Last month, a family from northern Israel was visiting the museum when their youngest son tipped over the jar, which smashed into pieces.

Alex Geller, the boy’s father, said his son — the youngest of three — is exceptionally curious, and that the moment he heard the crash, “please let that not be my child” was the first thought that raced through his head.

The jar has been on display at the Hecht Museum in Haifa for 35 years. It was one of the only containers of its size and from that period still complete when it was discovered.

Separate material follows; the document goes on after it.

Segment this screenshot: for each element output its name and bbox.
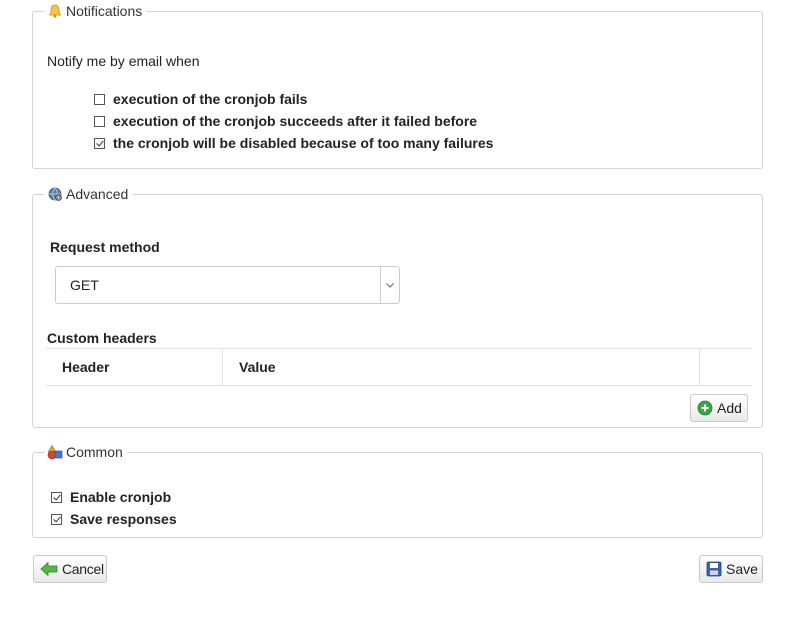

The Bronze Age jar is one of many artifacts exhibited out in the open, part of the Hecht Museum’s vision of letting visitors explore history without glass barriers, said Inbal Rivlin, the director of the museum, which is associated with Haifa University in northern Israel.

It was likely used to hold wine or oil, and dates back to between 2200 and 1500 B.C.

Rivlin and the museum decided to turn the moment, which captured international attention, into a teaching moment, inviting the Geller family back for a special visit and hands-on activity to illustrate the restoration process.

Rivlin added that the incident provided a welcome distraction from the ongoing war in Gaza. “Well, he’s just a kid. So I think that somehow it touches the heart of the people in Israel and around the world,“ said Rivlin.

Roee Shafir, a restoration expert at the museum, said the repairs would be fairly simple, as the pieces were from a single, complete jar. Archaeologists often face the more daunting task of sifting through piles of shards from multiple objects and trying to piece them together.

Experts used 3D technology, hi-resolution videos, and special glue to painstakingly reconstruct the large jar.

Less than two weeks after it broke, the jar went back on display at the museum. The gluing process left small hairline cracks, and a few pieces are missing, but the jar’s impressive size remains.

The only noticeable difference in the exhibit was a new sign reading “please don’t touch.”